Perhaps the journal’s interest in establishing a good academic reputation will lead them to put in place reviewing procedures to ensure that only high-quality work is published, but their interest in controversy suggests that the journal may be much more lax when it comes to moral responsibility. We worry that The Journal of Controversial Ideas will respond to moral criticism by pointing out that their mission is precisely to publish controversial and dangerous ideas.
Defenders of The Journal of Controversial Ideas see it as a forum for true academic freedom. While academic freedom is important, it is not an unlimited right. Freedom without responsibility is recklessness. It is a lack of regard for the danger or consequences of one’s ideas. True academic freedom does not mean that writers get to choose when to avoid controversy.

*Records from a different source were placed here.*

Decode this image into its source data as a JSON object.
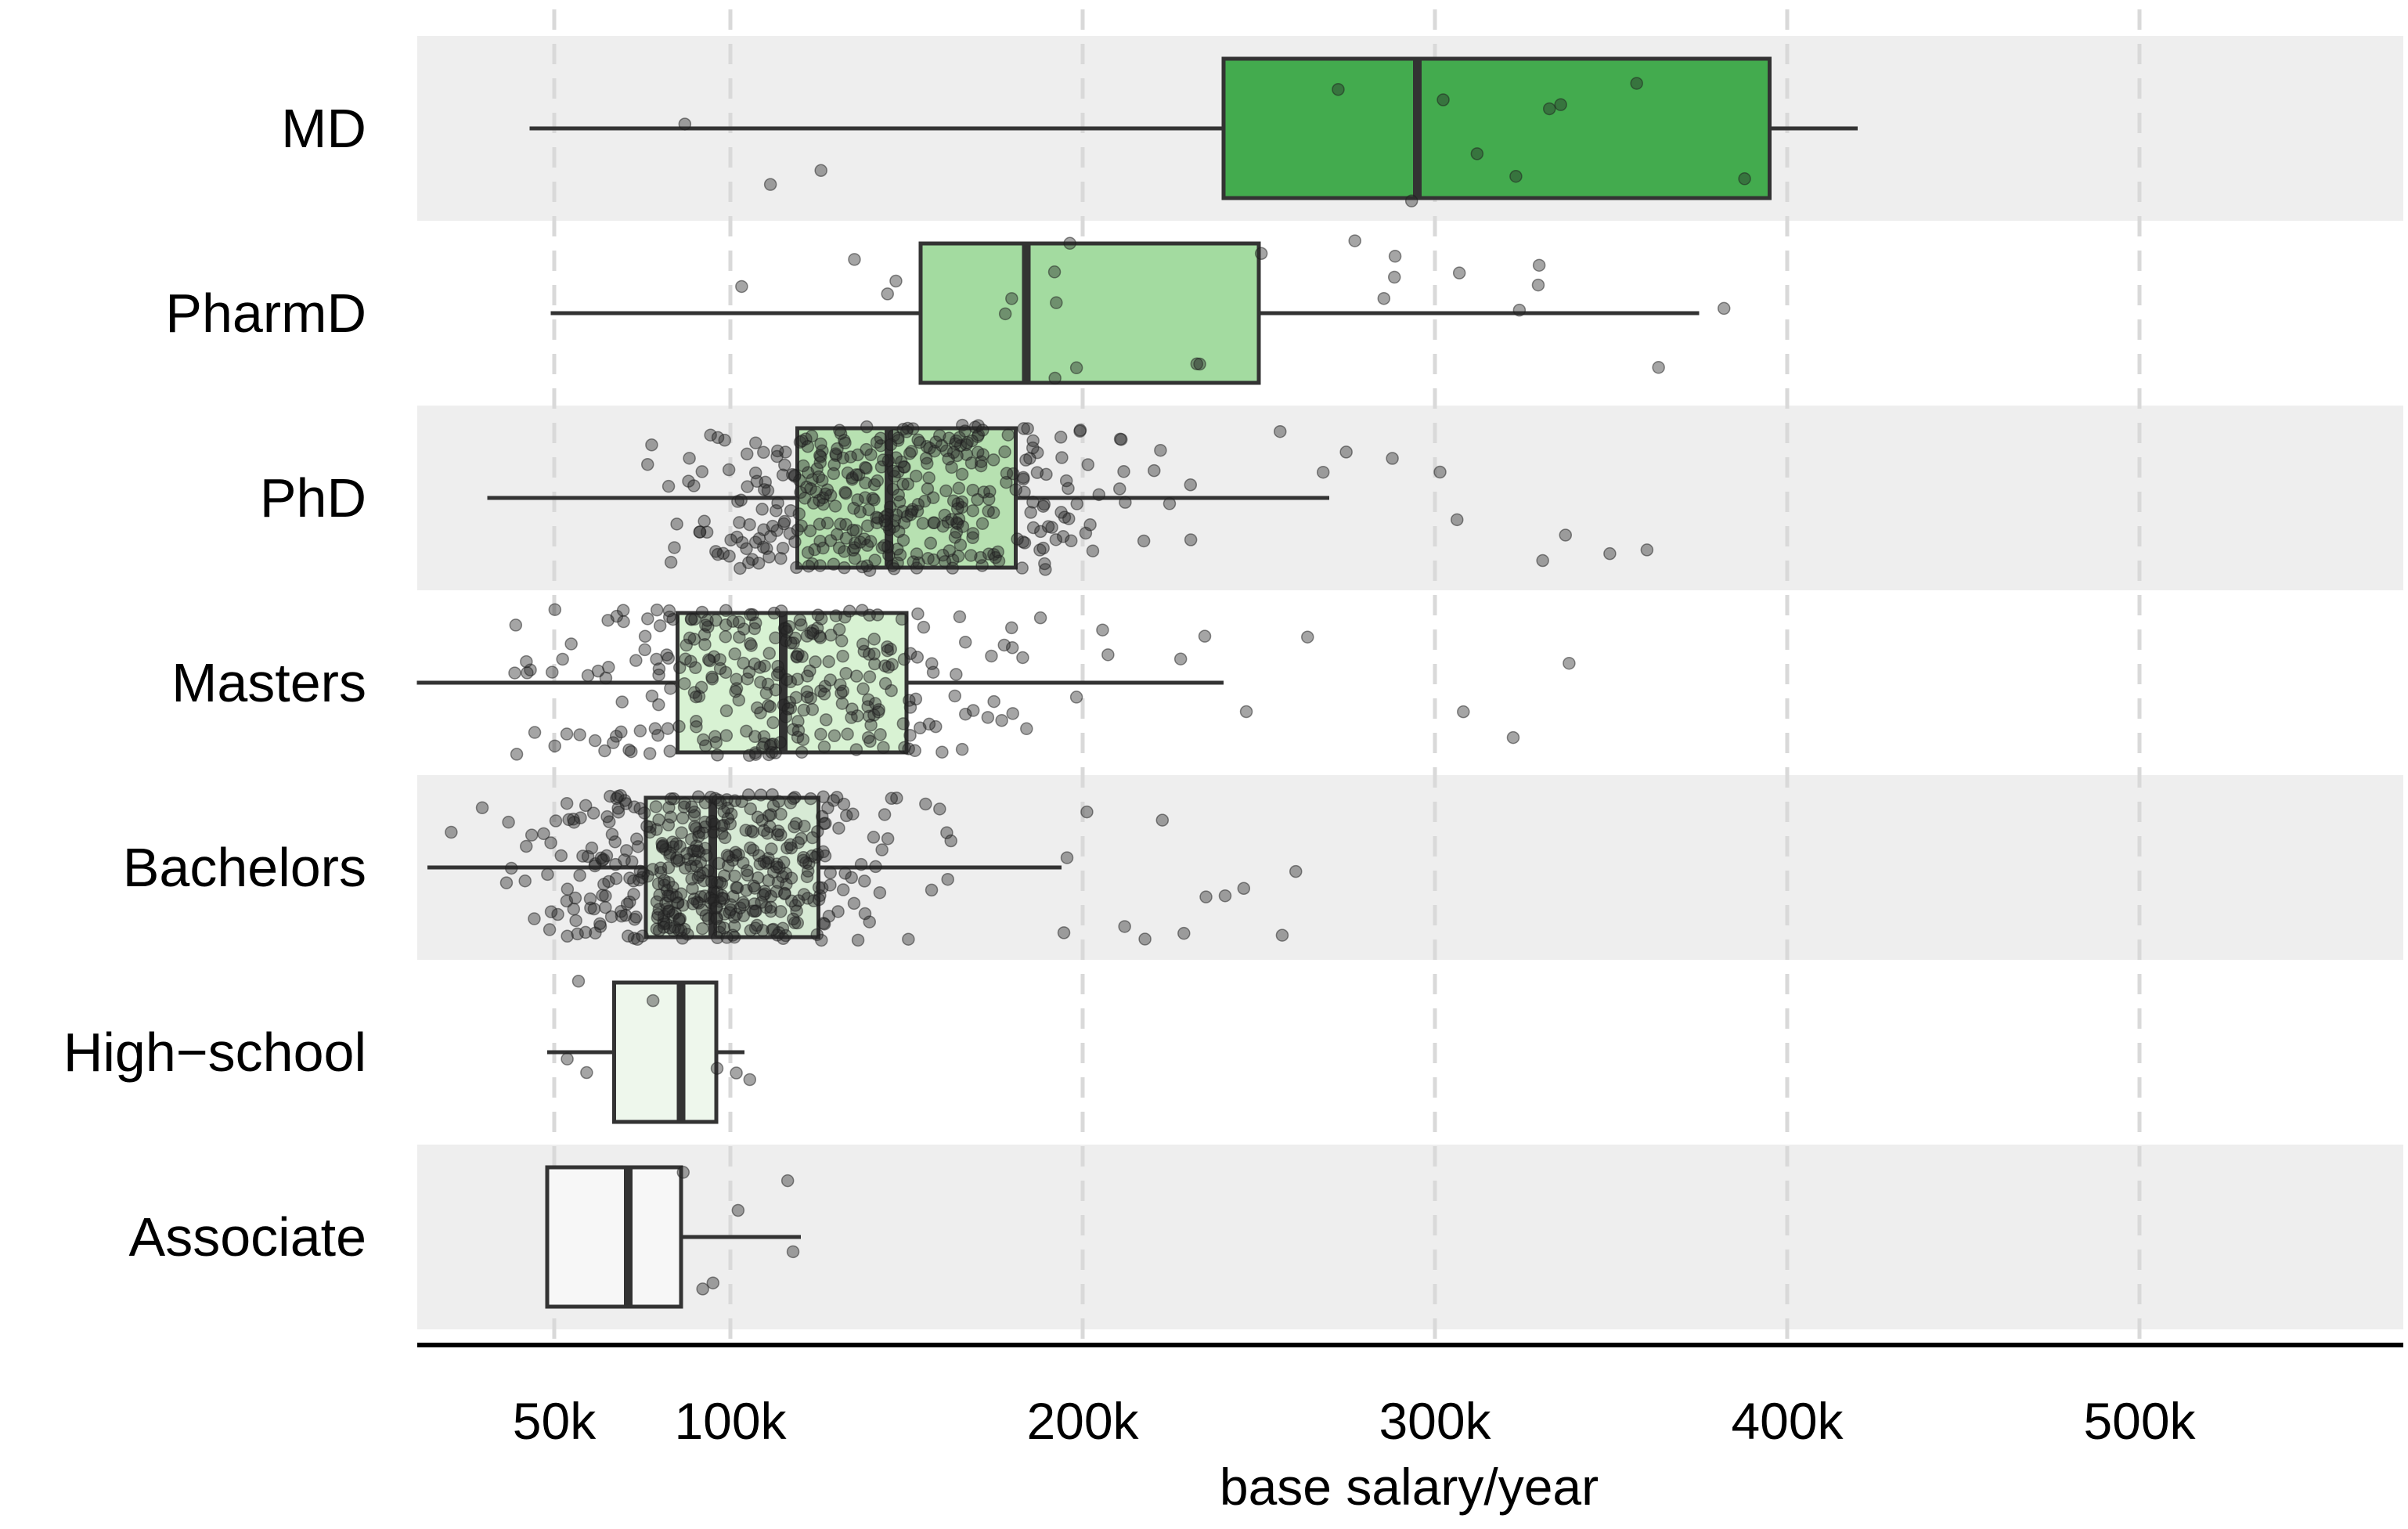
{
  "chart_data": {
    "type": "box",
    "title": "",
    "xlabel": "base salary/year",
    "ylabel": "",
    "xlim": [
      10000,
      575000
    ],
    "xticks": [
      {
        "value": 50000,
        "label": "50k"
      },
      {
        "value": 100000,
        "label": "100k"
      },
      {
        "value": 200000,
        "label": "200k"
      },
      {
        "value": 300000,
        "label": "300k"
      },
      {
        "value": 400000,
        "label": "400k"
      },
      {
        "value": 500000,
        "label": "500k"
      }
    ],
    "grid": "vertical dashed",
    "orientation": "horizontal",
    "categories": [
      {
        "name": "MD",
        "color": "#43ab4e",
        "whisker_low": 43000,
        "q1": 240000,
        "median": 295000,
        "q3": 395000,
        "whisker_high": 420000,
        "n_points": 12
      },
      {
        "name": "PharmD",
        "color": "#a3dba0",
        "whisker_low": 49000,
        "q1": 154000,
        "median": 184000,
        "q3": 250000,
        "whisker_high": 375000,
        "n_points": 24
      },
      {
        "name": "PhD",
        "color": "#b7e1b1",
        "whisker_low": 31000,
        "q1": 119000,
        "median": 145000,
        "q3": 181000,
        "whisker_high": 270000,
        "n_points": 400
      },
      {
        "name": "Masters",
        "color": "#d8f2d3",
        "whisker_low": 11000,
        "q1": 85000,
        "median": 115000,
        "q3": 150000,
        "whisker_high": 240000,
        "n_points": 300
      },
      {
        "name": "Bachelors",
        "color": "#d7ead5",
        "whisker_low": 14000,
        "q1": 76000,
        "median": 95000,
        "q3": 125000,
        "whisker_high": 194000,
        "n_points": 450
      },
      {
        "name": "High−school",
        "color": "#eef7ec",
        "whisker_low": 48000,
        "q1": 67000,
        "median": 86000,
        "q3": 96000,
        "whisker_high": 104000,
        "n_points": 7
      },
      {
        "name": "Associate",
        "color": "#f7f7f7",
        "whisker_low": 48000,
        "q1": 48000,
        "median": 71000,
        "q3": 86000,
        "whisker_high": 120000,
        "n_points": 6
      }
    ]
  }
}
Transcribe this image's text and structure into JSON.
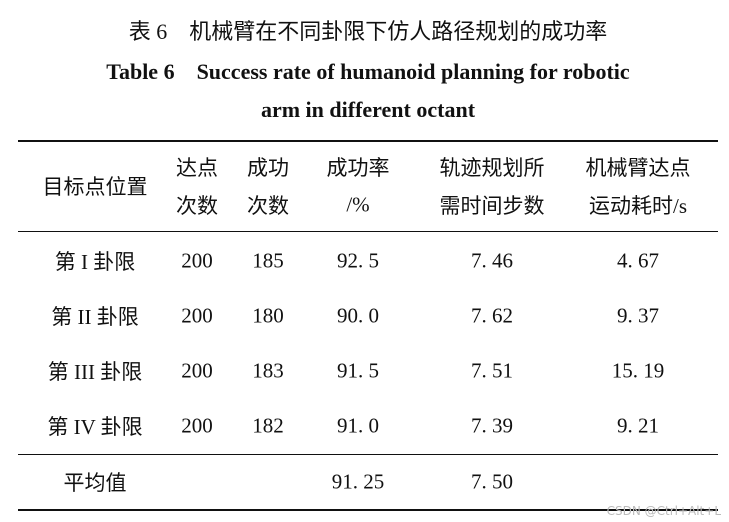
{
  "table": {
    "title_cn": "表 6　机械臂在不同卦限下仿人路径规划的成功率",
    "title_en": [
      "Table 6　Success rate of humanoid planning for robotic",
      "arm in different octant"
    ],
    "header": [
      [
        "目标点位置"
      ],
      [
        "达点",
        "次数"
      ],
      [
        "成功",
        "次数"
      ],
      [
        "成功率",
        "/%"
      ],
      [
        "轨迹规划所",
        "需时间步数"
      ],
      [
        "机械臂达点",
        "运动耗时/s"
      ]
    ],
    "rows": [
      [
        "第 I 卦限",
        "200",
        "185",
        "92. 5",
        "7. 46",
        "4. 67"
      ],
      [
        "第 II 卦限",
        "200",
        "180",
        "90. 0",
        "7. 62",
        "9. 37"
      ],
      [
        "第 III 卦限",
        "200",
        "183",
        "91. 5",
        "7. 51",
        "15. 19"
      ],
      [
        "第 IV 卦限",
        "200",
        "182",
        "91. 0",
        "7. 39",
        "9. 21"
      ]
    ],
    "average": {
      "label": "平均值",
      "success_rate": "91. 25",
      "steps": "7. 50"
    }
  },
  "watermark": "CSDN @Ctrl+Alt+L"
}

The pseudonymous authorship proposal allows authors to manipulate the credit and blame systems of the academy in the name of academic freedom.
When it is working well, academic inquiry is a conversation. Researchers make claims and counterclaims, exchange reasons, and work together to open up new fields of inquiry. A conversation needs speakers: we need to keep track of who is talking, what they have said before, and who they are talking to. Pseudonymous authorship is an opt-out from the conversation, and the academic community will be worse off if its members no longer want to engage in intellectual conversation.
Haixin Dang, PhD candidate, University of Pittsburgh.
Joshua Habgood-Coote, Vice Chancellor's fellow, University of Bristol.